“Today, these men no longer have a place amid the people.” Shortly after sharing this statement by Iranian Prosecutor General Gholam-Hossein Mohseni-Ejei on state television, Iran’s supreme leader, Ali Khamenei, revealed his decision to arrest opposition leaders Mir Hossein Mousavi and Mehdi Karroubi. Though the entire region is wrought by unrest, Iran’s fundamentalist regime finds it a suitable time to attempt to eliminate the opposition. With the world’s eyes on Libya, the Iranian state now has the unique opportunity to take a huge step forward in expanding political and social hegemony. The Islamic state has decided to answer the legitimacy crisis it has faced since the last presidential election in June 2009 with more brutality. While this resort to suppression has successfully controlled street protests for a while, with the uprising of the Arab world, contrary to claims of the Iranian government, the Green Movement demonstrates its vividness.

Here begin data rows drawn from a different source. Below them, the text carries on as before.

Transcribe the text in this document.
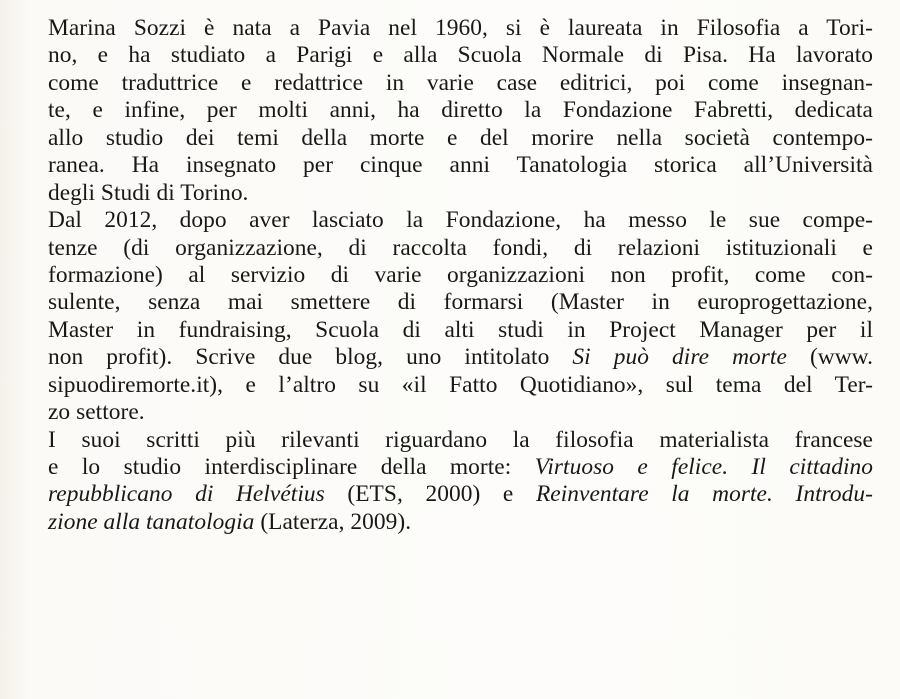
Marina Sozzi è nata a Pavia nel 1960, si è laureata in Filosofia a Tori-
no, e ha studiato a Parigi e alla Scuola Normale di Pisa. Ha lavorato
come traduttrice e redattrice in varie case editrici, poi come insegnan-
te, e infine, per molti anni, ha diretto la Fondazione Fabretti, dedicata
allo studio dei temi della morte e del morire nella società contempo-
ranea. Ha insegnato per cinque anni Tanatologia storica all’Università
degli Studi di Torino.
Dal 2012, dopo aver lasciato la Fondazione, ha messo le sue compe-
tenze (di organizzazione, di raccolta fondi, di relazioni istituzionali e
formazione) al servizio di varie organizzazioni non profit, come con-
sulente, senza mai smettere di formarsi (Master in europrogettazione,
Master in fundraising, Scuola di alti studi in Project Manager per il
non profit). Scrive due blog, uno intitolato Si può dire morte (www.
sipuodiremorte.it), e l’altro su «il Fatto Quotidiano», sul tema del Ter-
zo settore.
I suoi scritti più rilevanti riguardano la filosofia materialista francese
e lo studio interdisciplinare della morte: Virtuoso e felice. Il cittadino
repubblicano di Helvétius (ETS, 2000) e Reinventare la morte. Introdu-
zione alla tanatologia (Laterza, 2009).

After a year of shifting the battle from the streets to other social sectors such as universities, factories, and the online sphere, opposition leaders called for a demonstration on 14 February to support the people of the Arab world. Despite the cruelty of the Revolutionary Guard and its paramilitary force, the Basij, tens of thousands of people in different cities showed up on streets. Demonstrations in support of the Egyptian and Tunisian people inevitably ended up targeting Iran’s dictator. And it would seem that the popular uprising in the region has bestown Iran’s Green Movement with the aspiration to resist. During these two weeks, Human Rights Watch and Amnesty International have reported at least four people killed and more than a thousand protestors arrested. It is worth keeping in mind that Iran has the highest rate of executions as well as the highest number of detained journalists in the world – surpassing even China.
Many experts suggest that the unrest in the middle east coupled with the revival of the Green Movement will force the state to realise its lack of legitimacy and perhaps convince the supreme leader to withdraw from a policy of total suppression. Imprisonment of the opposition leaders, however, indicates that the fundamentalists in Iran have arrived at a crucial moment to unify the system and silence the voice of opposition. The supreme leader’s decision signals a new era for both Iran’s fundamentalists and the opposition. In other words, either in the aim of achieving a unified system with complete state loyalty or in the pursuit of the opposition’s democratic demands, both sides will have to become more radical than before. It seems that the state apparatus, having failed to persuade the public after the election, has turned to total repression. This is why it is suggested that Iran’s Green Movement is moving into a new phase of resistance.
The Islamic state, by taking this step, hopes to force the opposition movement into a fragile position. Since the emergence of the Green Movement many officials in Iran have declared that the only option is to eliminate this movement by arresting its leaders. It now seems that this strategy has been followed through. There is also much evidence to suggest that this decision does not represent the final act in the regime’s repression. Other potential opposition who have not demonstrated their total loyalty since June 2009 now face the threat of elimination.
In order to establish hegemonic power, the Revolutionary Guard, as the primary actor in the repressive state, has come to dominate all socio-economic sectors. Indeed almost all Mahmoud Ahmadinejad’s government’s cabinet members are also members of the Revolutionary Guard.
Although the notion of leadership is one of the essential parts of almost any movement, it does not necessarily follow that a lack of leadership in a genuine social and political movement will permanently halt it. Since each movement is interwoven with many social and political demands, there is no other way to prevent the movement unless these demands are fulfilled or evaporate. Brutal suppression or elimination of the leaders of social movements is only a temporary solution. These movements, as the history of social resistance shows, are capable of reproducing their leaders or relocating the battlefield. While arresting its leaders may push the movement into state of emergency for a time, it can continue to realise its goals via other avenues; a genuine movement has the advantage of initiative as opposed to its suppressors who are always playing catch-up. A widespread demand may become the unifying axis for protestors, as happened in both Tunisia and Egypt, where there was a general agreement among social strata to topple their dictators; they did not have or need a charismatic leader.
Khamenei’s decision will force the Green Movement to redefine its goals and strategies. Perhaps another consequence of his recent decision will be the unification of all actual and potential oppositions within a general consensus. His decision may ultimately bring together different opposition goals under a single priority: total resistance against the system. In other words, although there might be no positive set of demands shared by various groups at the moment, there may emerge a negative demand; the Egyptian Kefayah - “Enough is enough.”